Migraine causes pulsing pain that often starts on one side of your head. It typically gets worse with physical activity and makes you extremely sensitive to light, sound or smell. A migraine can last for hours or even days. Research shows it’s the sixth most disabling disorder in the world.
About 25 to 30 percent of people with migraine experience auras just before the headache pain begins. An aura is a group of sensory disturbances that may include flashes of light, zigzag lines or other vision changes. They may also include ringing in the ears, tingling on one side of the body and an inability to speak clearly. Auras serve as a warning sign that a migraine is imminent.
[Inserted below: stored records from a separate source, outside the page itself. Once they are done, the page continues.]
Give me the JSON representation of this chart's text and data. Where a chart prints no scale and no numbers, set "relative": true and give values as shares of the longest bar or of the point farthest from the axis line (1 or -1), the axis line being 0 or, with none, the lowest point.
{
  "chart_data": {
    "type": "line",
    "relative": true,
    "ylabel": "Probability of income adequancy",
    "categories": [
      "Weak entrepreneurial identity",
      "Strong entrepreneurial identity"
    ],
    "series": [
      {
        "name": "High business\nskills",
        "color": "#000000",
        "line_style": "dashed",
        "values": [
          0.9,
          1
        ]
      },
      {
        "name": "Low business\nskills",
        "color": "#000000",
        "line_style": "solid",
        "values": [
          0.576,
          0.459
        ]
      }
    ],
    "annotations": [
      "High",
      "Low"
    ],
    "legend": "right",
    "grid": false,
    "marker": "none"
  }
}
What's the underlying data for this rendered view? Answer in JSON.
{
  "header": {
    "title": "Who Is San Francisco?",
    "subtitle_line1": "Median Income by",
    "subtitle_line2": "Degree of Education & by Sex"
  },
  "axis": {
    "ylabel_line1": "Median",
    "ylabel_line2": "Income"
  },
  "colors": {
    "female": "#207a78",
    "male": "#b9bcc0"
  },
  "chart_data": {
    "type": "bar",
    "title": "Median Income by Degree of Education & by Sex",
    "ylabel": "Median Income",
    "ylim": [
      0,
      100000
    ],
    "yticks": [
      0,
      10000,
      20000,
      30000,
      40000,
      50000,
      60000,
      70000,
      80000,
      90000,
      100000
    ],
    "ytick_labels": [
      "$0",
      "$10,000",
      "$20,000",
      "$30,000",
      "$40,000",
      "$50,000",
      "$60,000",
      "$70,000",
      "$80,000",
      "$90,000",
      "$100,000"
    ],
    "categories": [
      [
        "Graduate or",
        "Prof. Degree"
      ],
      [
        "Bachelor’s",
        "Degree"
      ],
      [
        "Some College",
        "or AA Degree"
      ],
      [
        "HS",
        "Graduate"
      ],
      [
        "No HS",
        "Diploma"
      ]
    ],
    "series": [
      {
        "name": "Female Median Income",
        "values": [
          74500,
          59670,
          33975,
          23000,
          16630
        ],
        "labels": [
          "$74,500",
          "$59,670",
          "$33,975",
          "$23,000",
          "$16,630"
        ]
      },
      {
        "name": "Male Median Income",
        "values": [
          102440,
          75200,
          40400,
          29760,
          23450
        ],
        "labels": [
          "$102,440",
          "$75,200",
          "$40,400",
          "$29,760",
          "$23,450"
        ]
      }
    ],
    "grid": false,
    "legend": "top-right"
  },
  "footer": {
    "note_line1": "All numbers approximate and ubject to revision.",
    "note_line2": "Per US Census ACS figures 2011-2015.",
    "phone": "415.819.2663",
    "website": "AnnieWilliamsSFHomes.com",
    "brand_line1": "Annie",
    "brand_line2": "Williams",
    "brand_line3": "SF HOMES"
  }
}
However, most migraine sufferers experience common migraine, without aura. Common migraines typically start slower that complicated migraines, last longer and interfere more with everyday activities. The pain is often only on one side of the head.
Migraine typically occurs in four stages: prodrome, aura, headache and postdrome. Each stage has its own symptoms.
The prodrome, or warning stage, is the calm before the storm. You may notice changes in your body and mood anywhere from a few hours to a few days before the migraine actually begins. Prodrome symptoms include difficulty concentrating, irritability and/or depression, nausea, vomiting, constipation, sensitivity to light or sound, food cravings, increased urination and muscle stiffness.
Aura symptoms were discussed above.
Symptoms of the headache stage include neck pain and stiffness; depression, giddiness and/or anxiety; sensitivity to light, sound or smell; nasal congestion; insomnia; nausea and vomiting; loss of appetite; feeling very warm or cold; diarrhea; dizziness; and blurred vision.
During this stage, you may feel a dull ache that develops into a pulsing pain that has been described as feeling like an icepick being jabbed into your head. The pain may shift from one side of your head to the other, or it can affect the front of your head, the back of your head or your entire head. The headache stage lasts anywhere from four to 72 hours.
The postdrome, also known as the migraine hangover, can last from a few hours to a day after the migraine is over. There are lingering symptoms that may include an inability to concentrate, depressed mood, fatigue, lack of comprehension and euphoric mood. About 80 percent of people with migraine experience this stage.
Researchers don’t know the cause of migraine, but they have identified certain risk factors. These include genetics. Up to 80 percent of people who have migraine have a parent, sibling or child with the disorder. Gender is another risk factor. Women are two to three times more likely to develop migraine than men. You are also at a higher risk if you live a high-stress lifestyle. Smoking also increases your risk.
Stress is a trigger for migraine. Other factors that may trigger migraine include hormonal changes; pickled, processed or canned foods; alcoholic or caffeinated beverages; certain medications; infections such as a cold or the flu; loud sounds, bright lights and strong smells such as paint fumes or heavy perfumes.
Your doctor can generally diagnose migraine based on the symptoms you report. The physician may order blood tests or an imaging exam, such as a CT or MRI, to rule out other disorders.
There is no cure for migraine. However, it can usually be managed with medication, and in some cases it can be improved. There are two main approaches that include medications: abortive and preventive.
Abortive treatment is designed to stop your migraine and ease your pain. Medications used in this approach includes over-the-counter pain relievers and prescription medications such as triptans, which reverse the changes in your brain that contribute to migraine.
Other abortive medications include ergot alkaloids, which narrow the blood vessels in the brain; and calcitonin gene-related peptide (CGRP) antagonists, which bind to CGRP and keep it from working. An influx of CGRP is believed to contribute to the development of migraine. CGRP antagonists can also be used to prevent migraine.
Preventive treatments are designed to reduce the frequency, severity and duration of migraine. They include medications such as beta blockers, calcium channel blockers, certain antidepressants and anti-seizure medications, and BOTOX injections. Wearable devices that stimulate your vagus and trigeminal nerves can also prevent migraine or give relief if the headache has started.
If you suffer from chronic migraine, don’t give up. See your doctor about abortive and preventive treatment approaches. Maybe you will find some relief from your misery.